What to Do When Breastfeeding Hurts
Many women decide to breastfeed thanks to the numerous benefits it provides for both mother and child. However, it’s not uncommon to hear some mothers say that breastfeeding hurts.
Although it’s typical to feel discomfort or sensitivity at first when the baby begins to suckle, it’s not normal for you to feel a lot of pain.
But if you’re going through that stage and you feel pain in your breasts, we encourage you to continue reading.
Here we’ll explain several reasons why many mothers say breastfeeding hurts and what you can do about it.
While motherhood involves moments that require effort on the part of the mother, suffering and pain should never be excessive.
Factors that make breastfeeding hurt
There are several reasons why some mothers say breastfeeding hurts. Among these are:
- The baby doesn’t latch on well to the nipple. When the newborn doesn’t hold the nipple well or suckle correctly, it often causes the nipple to hurt. In addition, cracks may appear that are painful and could cause bleeding.
- Short sublingual frenulum. Sometimes the baby has a short sublingual frenulum, also called ankyloglossia. This can cause the baby to not properly grasp the nipple and therefore consume the amount of milk he needs.
- Mastitis. This is usually the result of an infection that has seeped through open cracks. The symptoms are: the chest becomes hot and hurts a lot, chills, lethargy and fever.
- Fungus. This may be due to infection, or maybe the baby has a fungus in his mouth because he’s taken certain antibiotics. Among the symptoms are: a pink and moist chest with sharp pain.
- Mammary obstruction. This occurs when the milk ducts are blocked, causing a lot of pain. It can appear in only one breast. The skin becomes red, a white dot appears on the nipple and then a lump emerges.
- Mammary congestion.
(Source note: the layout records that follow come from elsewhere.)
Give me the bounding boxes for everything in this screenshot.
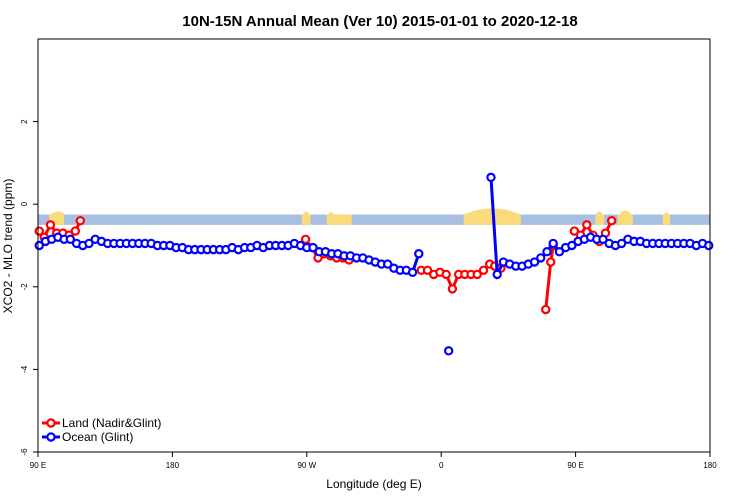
legend-item-ocean: Ocean (Glint) bbox=[42, 430, 133, 444]
data-point bbox=[492, 269, 502, 280]
legend-swatch-marker bbox=[46, 418, 56, 428]
data-point bbox=[84, 238, 94, 249]
land-bump bbox=[50, 211, 66, 215]
legend-label: Land (Nadir&Glint) bbox=[62, 416, 161, 430]
y-axis: -6 -4 -2 0 2 bbox=[20, 119, 38, 456]
land-bump bbox=[303, 211, 310, 215]
land-bump bbox=[663, 212, 669, 215]
data-point bbox=[569, 226, 580, 236]
data-point bbox=[422, 265, 433, 275]
data-point bbox=[34, 240, 44, 251]
x-axis-label: Longitude (deg E) bbox=[326, 477, 421, 491]
x-tick-label: 90 E bbox=[30, 461, 46, 470]
legend: Land (Nadir&Glint)Ocean (Glint) bbox=[42, 416, 161, 444]
land-bump bbox=[619, 210, 632, 215]
ocean-band bbox=[38, 214, 710, 225]
data-point bbox=[414, 249, 424, 259]
land-band-segment bbox=[617, 214, 633, 225]
data-point bbox=[441, 269, 451, 280]
x-tick-label: 0 bbox=[439, 461, 444, 470]
legend-item-land: Land (Nadir&Glint) bbox=[42, 416, 161, 430]
data-point bbox=[606, 216, 617, 226]
y-tick-label: -6 bbox=[20, 448, 29, 456]
land-bump bbox=[327, 212, 335, 215]
y-tick-label: -4 bbox=[20, 365, 29, 373]
x-tick-label: 180 bbox=[166, 461, 180, 470]
data-point bbox=[542, 246, 552, 257]
data-point bbox=[704, 240, 714, 251]
data-point bbox=[567, 240, 577, 251]
data-point bbox=[554, 246, 565, 257]
y-tick-label: 2 bbox=[20, 119, 29, 124]
data-point bbox=[407, 267, 418, 278]
data-point bbox=[546, 257, 556, 267]
data-point bbox=[34, 226, 44, 236]
land-band-segment bbox=[301, 214, 311, 225]
series-line bbox=[489, 177, 710, 281]
data-point bbox=[529, 257, 540, 267]
data-point bbox=[598, 234, 608, 245]
data-point bbox=[308, 242, 318, 253]
data-point bbox=[582, 220, 592, 230]
data-point bbox=[486, 172, 496, 183]
plot-frame bbox=[37, 38, 711, 453]
data-point bbox=[300, 234, 311, 245]
data-point bbox=[478, 265, 489, 275]
data-point bbox=[45, 220, 56, 230]
data-point bbox=[65, 234, 76, 245]
y-axis-label: XCO2 - MLO trend (ppm) bbox=[1, 179, 15, 314]
x-tick-label: 90 E bbox=[567, 461, 583, 470]
x-axis: 90 E 180 90 W 0 90 E 180 bbox=[30, 452, 717, 470]
data-point bbox=[447, 284, 458, 294]
data-point bbox=[548, 238, 558, 249]
land-bump bbox=[595, 211, 603, 215]
data-point bbox=[382, 259, 393, 269]
legend-swatch-marker bbox=[46, 432, 56, 442]
x-tick-label: 90 W bbox=[297, 461, 316, 470]
data-point bbox=[75, 216, 86, 226]
data-point bbox=[541, 304, 551, 315]
data-point bbox=[536, 253, 546, 263]
data-point bbox=[70, 226, 81, 236]
y-tick-label: -2 bbox=[20, 283, 29, 291]
series-ocean bbox=[34, 172, 714, 356]
data-point bbox=[616, 238, 627, 249]
legend-label: Ocean (Glint) bbox=[62, 430, 133, 444]
data-point bbox=[472, 269, 482, 280]
land-band-segment bbox=[595, 214, 605, 225]
data-point bbox=[443, 346, 454, 356]
land-band-segment bbox=[49, 214, 65, 225]
x-tick-label: 180 bbox=[703, 461, 717, 470]
land-band-segment bbox=[662, 214, 671, 225]
series-layer bbox=[34, 172, 714, 356]
land-band-segment bbox=[326, 214, 352, 225]
chart-title: 10N-15N Annual Mean (Ver 10) 2015-01-01 … bbox=[182, 13, 577, 30]
y-tick-label: 0 bbox=[20, 201, 29, 206]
This occurs when the milk goes down after you start breastfeeding. It can cause the breasts to swell and hurt.
What can be done when breastfeeding hurts?
To make the time you spend breastfeeding your baby as painless and pleasant as possible, take note of the following tips:
- When breastfeeding, keep the baby’s head straight and wait for him to open his mouth wide. When he does, hold the breast with one hand and direct it to the baby’s palate. Make sure his mouth covers most of the areola.
If there was a vaccine with all the benefits of breastfeeding, parents would pay anything to buy it.
- Breastfeed the baby every 2 hours. At night, you may have to wake him up to feed him, since he’ll often want to eat the same way he does during the day.
- If the baby drinks from only one breast, offer the other breast the next time you feed. That way you’ll avoid hurting just one.
- Change position when you breastfeed, as this way you can ease the discomfort and pain more easily.
- Avoid wearing bras that are too tight. Otherwise, this can cause an increase in pressure or friction on the skin.
- Wash your nipples with lukewarm water only. Don’t use soaps that contain alcohol or other chemicals, as they can create irritations and dry them.
- To avoid cracks in the nipple and cure them, the best treatment is breast milk itself.
- Try to stay calm and avoid stress.
In any case, your doctor will be the one who can best advise you on what to do if the pain becomes more and more intense.
While it’s true that motherhood involves moments that require effort on the part of the mother, suffering and pain should never be excessive.